The Institute, in nudging banks to stay true to what they say, believes that to consolidate the gains and confidence of consumers and businesses in the banking sector and reaffirmed that banking thrives on the confidence, poise and self-assurance that stakeholders, customers and clients have in bankers.
“Apart from the knowledge, skills and technical expertise professionals in the industry possess, there is a need to exhibit integrity in order to gain the confidence of the public,” it added in the statement – which also touched on political stability, inflation, fiscal policy, economic growth, and the external sector.
Touching further on innovation, CIB Ghana noted that banks must be more innovative in these economicaly turbulent times to drive their markets. Innovation, it said, is the new way that will keep the ‘marriage’ between banks and the consumers and business community.
“Our banks must therefore be more innovative to stay on top of the minds of the market actors. The banks must consider carrying out new combinations which include the introduction of new products, new services, and the creation of new markets.”
To CIB Ghana, bank innovation must be original and more effective – and as a consequence, new – that breaks into the consumer market and/or business society. “Innovation is also often viewed as taking place through the provision of more-effective and enhanced processes, technologies or business models that innovators make available to markets, economies and societies.

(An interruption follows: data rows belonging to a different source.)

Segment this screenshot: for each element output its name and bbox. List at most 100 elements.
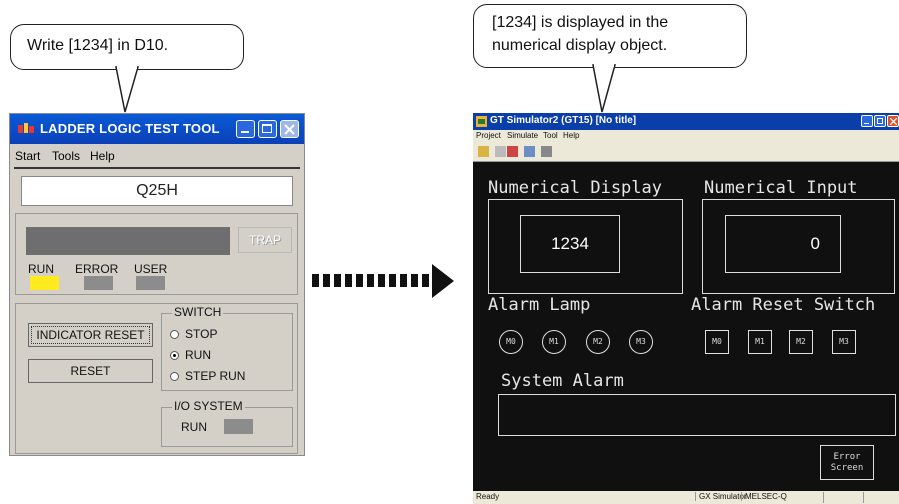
run-radio[interactable] <box>170 351 179 360</box>
toolbar <box>473 143 899 162</box>
window-title: LADDER LOGIC TEST TOOL <box>40 121 220 136</box>
status-gx-simulator: GX Simulator <box>695 492 747 501</box>
menubar: Project Simulate Tool Help <box>473 130 899 143</box>
arrow-head <box>432 264 454 298</box>
divider <box>14 167 300 169</box>
list-icon[interactable] <box>524 146 535 157</box>
menu-project[interactable]: Project <box>476 131 501 140</box>
io-system-led <box>224 419 253 434</box>
window-titlebar[interactable]: LADDER LOGIC TEST TOOL <box>10 114 304 144</box>
maximize-button[interactable] <box>874 115 886 127</box>
options-icon[interactable] <box>541 146 552 157</box>
arrow-dash <box>356 274 363 287</box>
menu-tool[interactable]: Tool <box>543 131 558 140</box>
numerical-input-heading: Numerical Input <box>704 178 858 198</box>
system-alarm-heading: System Alarm <box>501 371 624 391</box>
close-button[interactable] <box>887 115 899 127</box>
error-screen-label-line2: Screen <box>830 463 864 473</box>
menu-simulate[interactable]: Simulate <box>507 131 538 140</box>
stop-radio[interactable] <box>170 330 179 339</box>
arrow-dash <box>323 274 330 287</box>
arrow-dash <box>389 274 396 287</box>
trap-button[interactable]: TRAP <box>238 227 292 253</box>
menu-help[interactable]: Help <box>90 149 115 163</box>
callout-tail <box>592 64 616 113</box>
run-label: RUN <box>185 348 211 362</box>
app-icon <box>18 123 34 133</box>
maximize-icon <box>262 124 272 133</box>
reset-button[interactable]: RESET <box>28 359 153 383</box>
callout-text-line1: [1234] is displayed in the <box>492 14 669 31</box>
gt-simulator-window: GT Simulator2 (GT15) [No title] Project … <box>473 113 899 504</box>
callout-write-d10: Write [1234] in D10. <box>10 24 244 70</box>
callout-tail <box>115 66 139 113</box>
run-led <box>30 276 59 290</box>
gt-screen: Numerical Display 1234 Numerical Input 0… <box>473 162 899 491</box>
menu-help[interactable]: Help <box>563 131 579 140</box>
alarm-reset-switch-m0[interactable]: M0 <box>705 330 729 354</box>
error-screen-label-line1: Error <box>833 452 861 462</box>
indicator-reset-button[interactable]: INDICATOR RESET <box>28 323 153 347</box>
close-icon <box>890 118 897 125</box>
error-led <box>84 276 113 290</box>
open-icon[interactable] <box>478 146 489 157</box>
menu-start[interactable]: Start <box>15 149 40 163</box>
led-label-user: USER <box>134 262 168 276</box>
menu-tools[interactable]: Tools <box>52 149 80 163</box>
status-pane <box>823 492 824 503</box>
alarm-lamp-m1: M1 <box>542 330 566 354</box>
stop-monitor-icon[interactable] <box>507 146 518 157</box>
arrow-dash <box>312 274 319 287</box>
numerical-display-value: 1234 <box>551 234 589 253</box>
switch-group-label: SWITCH <box>172 305 224 319</box>
callout-text: Write [1234] in D10. <box>27 37 169 54</box>
arrow-dash <box>422 274 429 287</box>
close-button[interactable] <box>280 120 299 138</box>
close-icon <box>284 124 295 135</box>
stop-label: STOP <box>185 327 218 341</box>
monitor-icon[interactable] <box>495 146 506 157</box>
window-titlebar[interactable]: GT Simulator2 (GT15) [No title] <box>473 113 899 130</box>
error-message-display <box>26 227 230 255</box>
minimize-button[interactable] <box>236 120 255 138</box>
app-icon <box>476 116 487 127</box>
status-text: Ready <box>476 492 500 501</box>
window-title: GT Simulator2 (GT15) [No title] <box>490 115 637 126</box>
arrow <box>312 0 462 504</box>
io-system-status: RUN <box>181 420 207 434</box>
arrow-dash <box>367 274 374 287</box>
alarm-reset-switch-m3[interactable]: M3 <box>832 330 856 354</box>
led-label-run: RUN <box>28 262 54 276</box>
alarm-lamp-m3: M3 <box>629 330 653 354</box>
focus-rect <box>31 326 150 344</box>
error-screen-button[interactable]: Error Screen <box>820 445 874 480</box>
status-pane <box>863 492 864 503</box>
led-label-error: ERROR <box>75 262 119 276</box>
minimize-icon <box>864 123 869 124</box>
user-led <box>136 276 165 290</box>
alarm-reset-switch-m1[interactable]: M1 <box>748 330 772 354</box>
numerical-input-object[interactable]: 0 <box>725 215 841 273</box>
numerical-display-heading: Numerical Display <box>488 178 662 198</box>
alarm-lamp-m0: M0 <box>499 330 523 354</box>
numerical-input-value: 0 <box>810 234 820 253</box>
alarm-reset-switch-m2[interactable]: M2 <box>789 330 813 354</box>
step-run-radio[interactable] <box>170 372 179 381</box>
maximize-icon <box>877 118 883 124</box>
minimize-icon <box>241 131 249 133</box>
step-run-label: STEP RUN <box>185 369 246 383</box>
status-plc-type: MELSEC-Q <box>741 492 787 501</box>
minimize-button[interactable] <box>861 115 873 127</box>
arrow-dash <box>334 274 341 287</box>
io-system-label: I/O SYSTEM <box>172 399 245 413</box>
system-alarm-display <box>498 394 896 436</box>
cpu-type-display: Q25H <box>21 176 293 206</box>
arrow-dash <box>345 274 352 287</box>
alarm-lamp-heading: Alarm Lamp <box>488 295 591 315</box>
numerical-display-object: 1234 <box>520 215 620 273</box>
maximize-button[interactable] <box>258 120 277 138</box>
arrow-dash <box>400 274 407 287</box>
status-bar: Ready GX Simulator MELSEC-Q <box>473 491 899 504</box>
arrow-dash <box>378 274 385 287</box>
ladder-logic-test-tool-window: LADDER LOGIC TEST TOOL Start Tools Help … <box>9 113 305 456</box>
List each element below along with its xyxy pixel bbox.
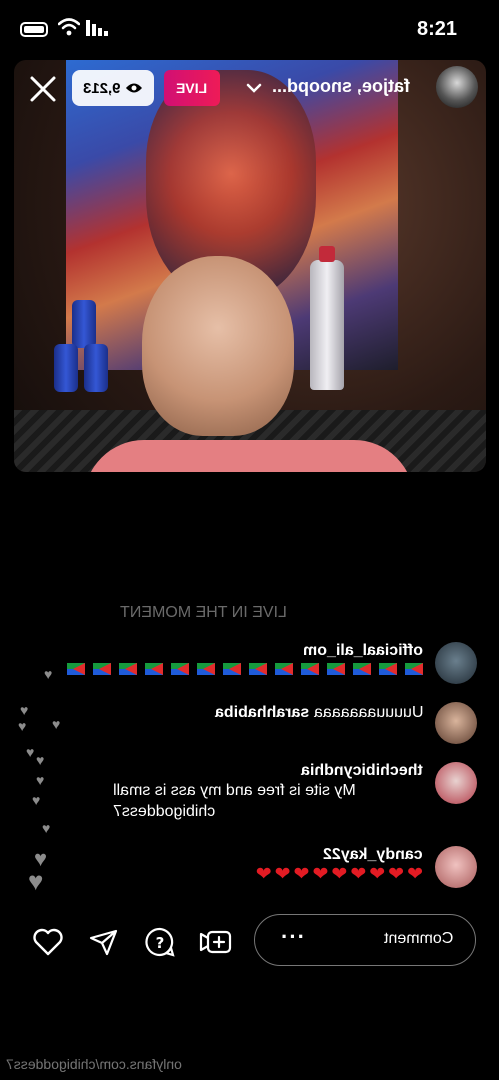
eye-icon bbox=[125, 83, 142, 93]
floating-heart-icon: ♥ bbox=[26, 744, 35, 760]
floating-heart-icon: ♥ bbox=[18, 718, 27, 734]
watermark: onlyfans.com/chibigoddess7 bbox=[6, 1056, 182, 1072]
svg-text:?: ? bbox=[156, 934, 165, 952]
send-icon[interactable] bbox=[88, 926, 120, 958]
comment-username[interactable]: sarahhabiba bbox=[215, 704, 309, 722]
chevron-down-icon[interactable] bbox=[246, 82, 262, 94]
comment-message: 🇪🇷🇪🇷🇪🇷🇪🇷🇪🇷🇪🇷🇪🇷🇪🇷🇪🇷🇪🇷🇪🇷🇪🇷🇪🇷🇪🇷 bbox=[59, 660, 423, 681]
comment-avatar[interactable] bbox=[435, 702, 477, 744]
floating-heart-icon: ♥ bbox=[20, 702, 29, 718]
floating-heart-icon: ♥ bbox=[44, 666, 53, 682]
live-badge: LIVE bbox=[164, 70, 220, 106]
live-video[interactable] bbox=[14, 60, 486, 472]
comment-item[interactable]: sarahhabiba Uuuuuaaaaaaa bbox=[215, 702, 477, 744]
bottle bbox=[310, 246, 344, 390]
comment-message: Uuuuuaaaaaaa bbox=[313, 704, 423, 721]
host-name[interactable]: fatjoe, snoopd... bbox=[272, 76, 410, 97]
comment-username[interactable]: candy_kay22 bbox=[323, 846, 423, 864]
floating-heart-icon: ♥ bbox=[42, 820, 51, 836]
heart-icon[interactable] bbox=[32, 926, 64, 958]
floating-heart-icon: ♥ bbox=[36, 772, 45, 788]
floating-heart-icon: ♥ bbox=[28, 866, 44, 896]
comment-placeholder: Comment bbox=[383, 930, 453, 947]
status-bar: 8:21 bbox=[0, 0, 499, 60]
comment-input[interactable]: ··· Comment bbox=[254, 914, 476, 966]
comment-avatar[interactable] bbox=[435, 762, 477, 804]
shirt bbox=[84, 440, 414, 472]
battery-icon bbox=[20, 22, 48, 37]
add-video-icon[interactable] bbox=[198, 926, 234, 958]
comment-item[interactable]: candy_kay22 ❤️❤️❤️❤️❤️❤️❤️❤️❤️ ❤❤❤❤❤❤❤❤❤ bbox=[253, 846, 477, 888]
clock: 8:21 bbox=[416, 18, 457, 40]
comment-avatar[interactable] bbox=[435, 846, 477, 888]
wifi-icon bbox=[58, 18, 80, 36]
comment-item[interactable]: officiaal_ali_om 🇪🇷🇪🇷🇪🇷🇪🇷🇪🇷🇪🇷🇪🇷🇪🇷🇪🇷🇪🇷🇪🇷🇪… bbox=[59, 642, 477, 684]
comment-avatar[interactable] bbox=[435, 642, 477, 684]
host-avatar[interactable] bbox=[436, 66, 478, 108]
streamer-face bbox=[142, 256, 294, 436]
comment-message: ❤️❤️❤️❤️❤️❤️❤️❤️❤️ ❤❤❤❤❤❤❤❤❤ bbox=[255, 864, 423, 885]
signal-icon bbox=[86, 20, 108, 36]
comment-username[interactable]: thechibicyndhia bbox=[301, 762, 423, 780]
comment-item[interactable]: thechibicyndhia My site is free and my a… bbox=[113, 762, 477, 822]
live-moment-banner: LIVE IN THE MOMENT bbox=[120, 604, 287, 621]
floating-heart-icon: ♥ bbox=[32, 792, 41, 808]
viewer-count: 9,213 bbox=[83, 79, 121, 97]
close-icon[interactable] bbox=[28, 74, 58, 104]
comment-username[interactable]: officiaal_ali_om bbox=[303, 642, 423, 660]
comment-message: My site is free and my ass is small chib… bbox=[113, 782, 356, 820]
question-icon[interactable]: ? bbox=[144, 926, 176, 958]
floating-heart-icon: ♥ bbox=[52, 716, 61, 732]
floating-heart-icon: ♥ bbox=[36, 752, 45, 768]
viewer-count-badge[interactable]: 9,213 bbox=[72, 70, 154, 106]
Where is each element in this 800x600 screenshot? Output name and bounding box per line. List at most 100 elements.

“Innovation is generally considered to be the result of a process that brings together various novel ideas in such a way that they affect society. In many advanced economies, innovations are created and found empirically from services to meet growing and changing consumer demands, and there is always a distinction between sustainable and disruptive innovations.
“Sustainable innovation is the improvement of a product or service based on the known needs of current customers; whereas disruptive innovation, in contrast, refers to a process by which a new product or service creates a new market, eventually displacing established competitors. Banks must therefore strike to improve on their innovations to attract, retain and grow consumers and business into the banking – space and for that matter, raise their confidence the more in Ghana’s economy.”

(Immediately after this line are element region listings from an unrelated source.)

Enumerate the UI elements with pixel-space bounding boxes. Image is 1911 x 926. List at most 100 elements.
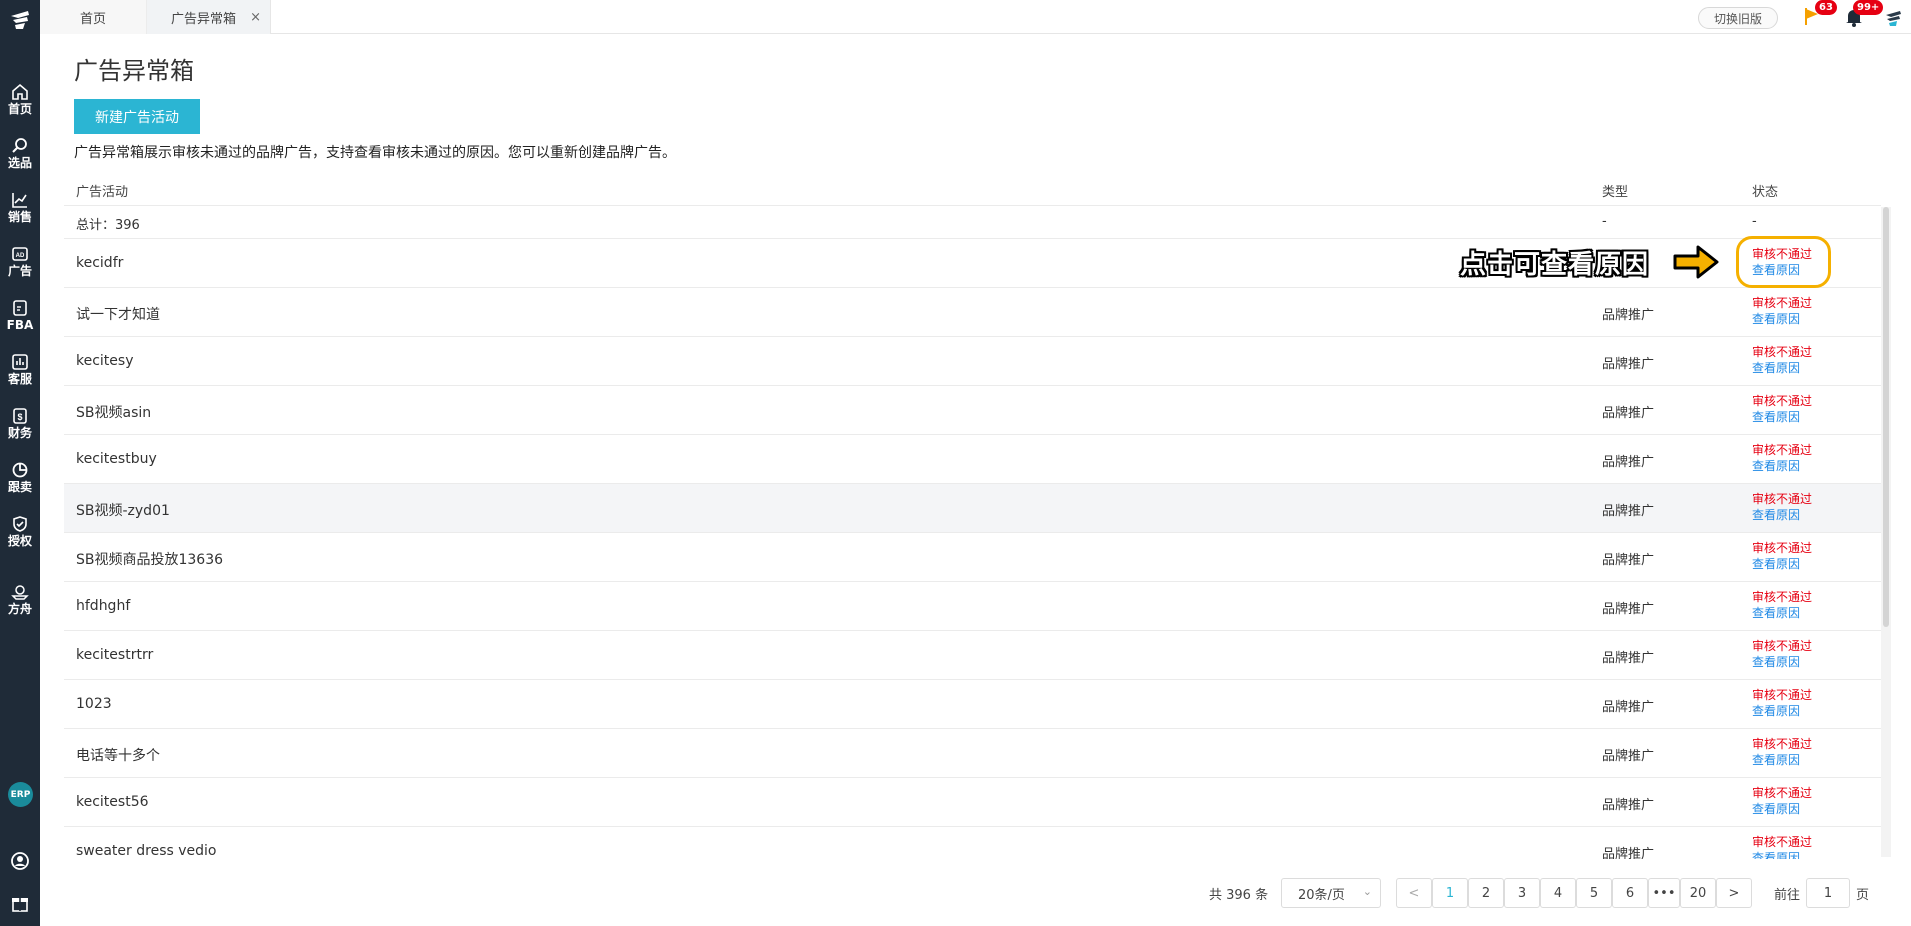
sidebar-item-sales[interactable]: 销售 — [0, 184, 40, 230]
view-reason-link[interactable]: 查看原因 — [1752, 654, 1812, 670]
view-reason-link[interactable]: 查看原因 — [1752, 605, 1812, 621]
page-button[interactable]: 6 — [1612, 878, 1648, 908]
view-reason-link[interactable]: 查看原因 — [1752, 703, 1812, 719]
sidebar-item-service[interactable]: 客服 — [0, 346, 40, 392]
campaign-type: 品牌推广 — [1602, 602, 1655, 617]
close-icon[interactable]: × — [250, 10, 261, 25]
campaign-type: 品牌推广 — [1602, 357, 1655, 372]
finance-icon: $ — [13, 407, 27, 424]
total-status: - — [1752, 214, 1757, 229]
total-label: 总计：396 — [76, 218, 140, 233]
next-page-button[interactable]: > — [1716, 878, 1752, 908]
prev-page-button[interactable]: < — [1396, 878, 1432, 908]
table-row: SB视频-zyd01 品牌推广 审核不通过 查看原因 — [64, 484, 1881, 533]
page-button[interactable]: 4 — [1540, 878, 1576, 908]
status-rejected: 审核不通过 — [1752, 737, 1813, 751]
campaign-name: kecitesy — [76, 353, 134, 369]
annotation-text: 点击可查看原因 — [1460, 250, 1650, 280]
gift-icon[interactable] — [10, 893, 30, 913]
view-reason-link[interactable]: 查看原因 — [1752, 556, 1812, 572]
sidebar-item-auth[interactable]: 授权 — [0, 508, 40, 554]
page-size-value: 20条/页 — [1298, 887, 1345, 903]
page-size-select[interactable]: 20条/页 ⌄ — [1281, 878, 1381, 908]
page-button[interactable]: ••• — [1648, 878, 1680, 908]
view-reason-link[interactable]: 查看原因 — [1752, 801, 1812, 817]
status-rejected: 审核不通过 — [1752, 835, 1813, 849]
campaign-name: sweater dress vedio — [76, 843, 217, 859]
sidebar-item-fba[interactable]: FBA — [0, 292, 40, 338]
page-button[interactable]: 5 — [1576, 878, 1612, 908]
message-badge: 99+ — [1853, 0, 1884, 15]
sidebar-item-finance[interactable]: $ 财务 — [0, 400, 40, 446]
page-button[interactable]: 20 — [1680, 878, 1716, 908]
status-rejected: 审核不通过 — [1752, 443, 1813, 457]
view-reason-link[interactable]: 查看原因 — [1752, 458, 1812, 474]
campaign-type: 品牌推广 — [1602, 455, 1655, 470]
follow-icon — [12, 462, 28, 477]
campaign-type: 品牌推广 — [1602, 798, 1655, 813]
sidebar-item-follow[interactable]: 跟卖 — [0, 454, 40, 500]
campaign-status: 审核不通过 查看原因 — [1752, 687, 1812, 719]
annotation-highlight — [1736, 236, 1831, 288]
ark-icon — [11, 584, 29, 600]
sidebar-label: 方舟 — [7, 601, 32, 616]
service-icon — [12, 353, 28, 370]
page-title: 广告异常箱 — [74, 57, 194, 85]
campaign-name: kecitest56 — [76, 794, 149, 810]
sidebar-label: 跟卖 — [7, 479, 32, 494]
goto-page-input[interactable] — [1806, 878, 1850, 908]
switch-version-button[interactable]: 切换旧版 — [1698, 7, 1778, 29]
status-rejected: 审核不通过 — [1752, 541, 1813, 555]
chevron-left-icon: < — [1408, 885, 1420, 901]
campaign-name: SB视频asin — [76, 405, 152, 421]
campaign-status: 审核不通过 查看原因 — [1752, 589, 1812, 621]
view-reason-link[interactable]: 查看原因 — [1752, 311, 1812, 327]
table-row: 试一下才知道 品牌推广 审核不通过 查看原因 — [64, 288, 1881, 337]
scrollbar-thumb[interactable] — [1883, 207, 1889, 627]
tab-home[interactable]: 首页 — [40, 0, 147, 34]
campaign-name: kecitestrtrr — [76, 647, 154, 663]
status-rejected: 审核不通过 — [1752, 345, 1813, 359]
status-rejected: 审核不通过 — [1752, 590, 1813, 604]
status-rejected: 审核不通过 — [1752, 394, 1813, 408]
campaign-type: 品牌推广 — [1602, 749, 1655, 764]
campaign-status: 审核不通过 查看原因 — [1752, 491, 1812, 523]
sidebar-label: 销售 — [7, 209, 32, 224]
top-bar: 首页 广告异常箱 × 切换旧版 63 99+ — [40, 0, 1911, 34]
table-row: SB视频asin 品牌推广 审核不通过 查看原因 — [64, 386, 1881, 435]
fba-icon — [13, 299, 27, 316]
campaign-type: 品牌推广 — [1602, 308, 1655, 323]
tab-ad-exception[interactable]: 广告异常箱 × — [147, 0, 271, 34]
headset-icon[interactable] — [10, 851, 30, 871]
sidebar-item-ads[interactable]: AD 广告 — [0, 238, 40, 284]
sidebar-item-home[interactable]: 首页 — [0, 76, 40, 122]
sidebar-item-ark[interactable]: 方舟 — [0, 576, 40, 622]
view-reason-link[interactable]: 查看原因 — [1752, 850, 1812, 859]
user-avatar-icon[interactable] — [1882, 6, 1904, 28]
tab-label: 广告异常箱 — [171, 11, 237, 27]
pagination-total: 共 396 条 — [1209, 888, 1269, 903]
page-button[interactable]: 1 — [1432, 878, 1468, 908]
erp-badge[interactable]: ERP — [8, 782, 33, 807]
campaign-status: 审核不通过 查看原因 — [1752, 344, 1812, 376]
campaign-name: 1023 — [76, 696, 112, 712]
campaign-status: 审核不通过 查看原因 — [1752, 540, 1812, 572]
page-button[interactable]: 2 — [1468, 878, 1504, 908]
view-reason-link[interactable]: 查看原因 — [1752, 360, 1812, 376]
table-row: sweater dress vedio 品牌推广 审核不通过 查看原因 — [64, 827, 1881, 859]
chevron-down-icon: ⌄ — [1362, 885, 1372, 898]
page-button[interactable]: 3 — [1504, 878, 1540, 908]
total-row: 总计：396 - - — [64, 206, 1881, 239]
svg-text:AD: AD — [16, 253, 25, 259]
campaign-status: 审核不通过 查看原因 — [1752, 834, 1812, 859]
chart-icon — [12, 192, 27, 208]
header-campaign: 广告活动 — [76, 185, 129, 200]
sidebar-item-selection[interactable]: 选品 — [0, 130, 40, 176]
view-reason-link[interactable]: 查看原因 — [1752, 752, 1812, 768]
notification-badge: 63 — [1815, 0, 1837, 15]
table-row: hfdhghf 品牌推广 审核不通过 查看原因 — [64, 582, 1881, 631]
campaign-type: 品牌推广 — [1602, 700, 1655, 715]
new-campaign-button[interactable]: 新建广告活动 — [74, 99, 200, 134]
view-reason-link[interactable]: 查看原因 — [1752, 409, 1812, 425]
view-reason-link[interactable]: 查看原因 — [1752, 507, 1812, 523]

Human capital investment alongside technology is perfect mix
With banks, globally, undergoing rapid transformation in their business models through innovations in technology and shifts in customer expectations, the recent upsurge of mobile telephony and digitalisation has had the most impacts in the banking business of Ghana.
The Institute therefore believes that investment in human capital development must run along with technology to create agile businesses and sustain profitability, because a workforce well-resourced with digital skills that is capable of mastering and navigating technology in the business of banking is required.
“That is, bank staff must be fit for purpose. Staff knowledge and the application of mega-trends in technology have become a core skill that bankers need to remain fit for purpose in the industry. Ideal technology and mega-trend awareness and skills will be required by practitioners to either correspond with the industry-wide technology adoption or surpass it.”
Constant investment in cybersecurity
The Institute also added that as organisations deploy more sophisticated technologies as a catalyst for improved performance, criminals and criminal organisations, by their prying eyes, also sense an opportunity. Digital transformation has therefore also created new vulnerabilities which criminal groups are quick to exploit and monetise.
“We recommend that our individual banks must consider investing a bit more into cybersecurity – for the protection of computer systems and networks from the theft of or damage to their hardware, software or electronic data, as well as from the disruption or misdirection of the services they provide – including their valuable intellectual, customer data and financial assets,” the statement added.
CIB undertakes major review to stay in line with the times
To equip practitioners to keep and raise the confidence of customers, the Chartered Institute of Bankers-Ghana is aligning its Professional Education to these new mega-trends and have embarked on a major curriculum review of the Associate Banker Programme.
“We are happy to report that the process is progressing, and we are confident that the new curriculum will be implemented in 2022. The new Curriculum Review will also introduce new certification programmes which seek to certify experts who undergo training to build the required skill-sets in the delivery of banking services and other areas of prudential concern in the industry.”
To bridge the knowledge-gap of practitioners, the Institute added that it will use its Continuing Professional Development Programmes to help practitioners upskill – and where required reskill – to secure their job roles.